A Japanese study published in 2014 bore out this data by holding participants in a 61-degree room for several hours a day in only a hospital gown. The result was that they lost about a pound in six weeks. Keep up this routine for a year and its possible that an individual could lose 15 pounds without going to the gym once, according to University of California researcher Ajay Chawla.
A separate report demonstrates the link between shivering, weight loss and hormone production, finding that apparently 15 minutes in the cold is the "metabolic equivalent of an hour of exercise," according to National Geographic. Published in the Journal of Cell Metabolism, the study contrasts calorie burn in subjects exercising in a 65-degree lab versus laying down on a bed at a chilly 53-degrees. The participants in the second test were instructed to stay in place until they started to shiver. The result? The shivering group produced the hormone irisin, which converts white fat cells that store fat into brown fat cells that burn fat. (Their muscle also released the hormone FGF21, too, which is responsible for increased calorie burn.)
Shiver for your health?
Not so fast. The problem with shivering is that it feels awful, so Dutch researchers looked into whether being mildly cold could also cause weight loss. Their findings may give you reason to smile.

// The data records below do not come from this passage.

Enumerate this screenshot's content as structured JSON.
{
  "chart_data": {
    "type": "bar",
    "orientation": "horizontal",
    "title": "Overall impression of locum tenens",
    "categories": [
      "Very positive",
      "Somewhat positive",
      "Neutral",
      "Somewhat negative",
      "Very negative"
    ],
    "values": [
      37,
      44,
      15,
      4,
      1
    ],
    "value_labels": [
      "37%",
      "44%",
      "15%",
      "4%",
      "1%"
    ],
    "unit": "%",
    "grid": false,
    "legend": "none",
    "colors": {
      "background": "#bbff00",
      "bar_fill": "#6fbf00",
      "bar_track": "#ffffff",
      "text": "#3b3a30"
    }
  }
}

"In most young and middle-aged people [non-shivering thermogenesis] increases by between a few percent and 30 percent in response to mild cold exposure," writes Dr. Wouter van Marken Lichtenbelt and his colleagues in the the journal Trends in Endocrinology and Metabolism. They define mild cold as 64 degrees, and suggest that temperature may be a way to "increase energy expenditure" when exercise is not an option.
"Indoor temperature in most buildings is regulated to minimize the percentage of people dissatisfied. By lack of exposure to a varied ambient temperature, whole populations may be prone to develop diseases like obesity," the study says.
So the next time you argue with co-workers over the setting of the office thermostat, send them this research. By turning down the temperature on your indoor surroundings, you may be able to save energy and lose weight. Or, you could just brave the winter weather for short periods without a jacket. It's your choice.